Several friends have come down with COVID or the flu, and JB’s been congested all day, so this cold/flu/COVID season is just roaring in. We just got the news that Kaiser will be stocking the COVID vaccine starting the 15th though, so with the Joker at HHS trying to do us out of vaccines with his ACIP meeting later this coming week, PiC and I are strategizing how we can get our vax ASAP without doing it on the same day. We’re grateful that it’ll be available! And we’d really appreciate if we could count on it being available for everyone and for more than 5 business days rather than being subject to the whims of the multitudes of anti-vaxxers.

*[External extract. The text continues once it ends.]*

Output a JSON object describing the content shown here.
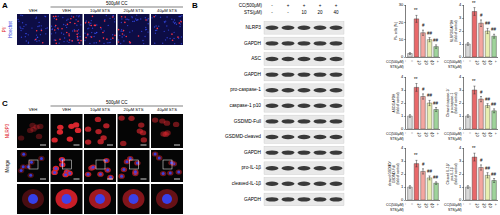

Good luck with the vaccines!
(Also– we have that kitty washi tape. I love Jetpens so much!)
Thank you!
I’m so glad you are feeling (your version of) okayish again!
And I’m very sorry to hear about your friend. Ugh cancer.
I hope you’re able to get those vaccines quickly! I’m in Oregon and you have to have a prescription here, even if you have an underlying condition or are over 65 (though I believe they’re making steps to change that). Nevertheless I decided not to mess around and got my Covid shot in Washington on Friday. I still had to declare underlying and she asked what it was; I could have leaned on weight but I chose asthma, and wasn’t asked to prove it. I froth at the mouth at how ridiculous it all is, though.
I am anxiously awaiting how bad healthcare premiums will be. I’m also worried my employer will change plans AGAIN – I have to wait until late Nov to even get into a new practice. I chose one that’s fairly independent/will hopefully accept any insurance but time will tell.
It never fails to amaze me what a difference it is between my baseline meh-ok and worse than that.
We managed to get ours this week! I am really disappointed that the PNW+CA state team-up didn’t happen to make it easier for everyone but I’m glad you were able to get yours. Irritates me to no end that folks would have to go to such lengths!
Crossing my fingers for you that your employer won’t change plans again, what a giant pain it would be for you to have to change everyone/everything!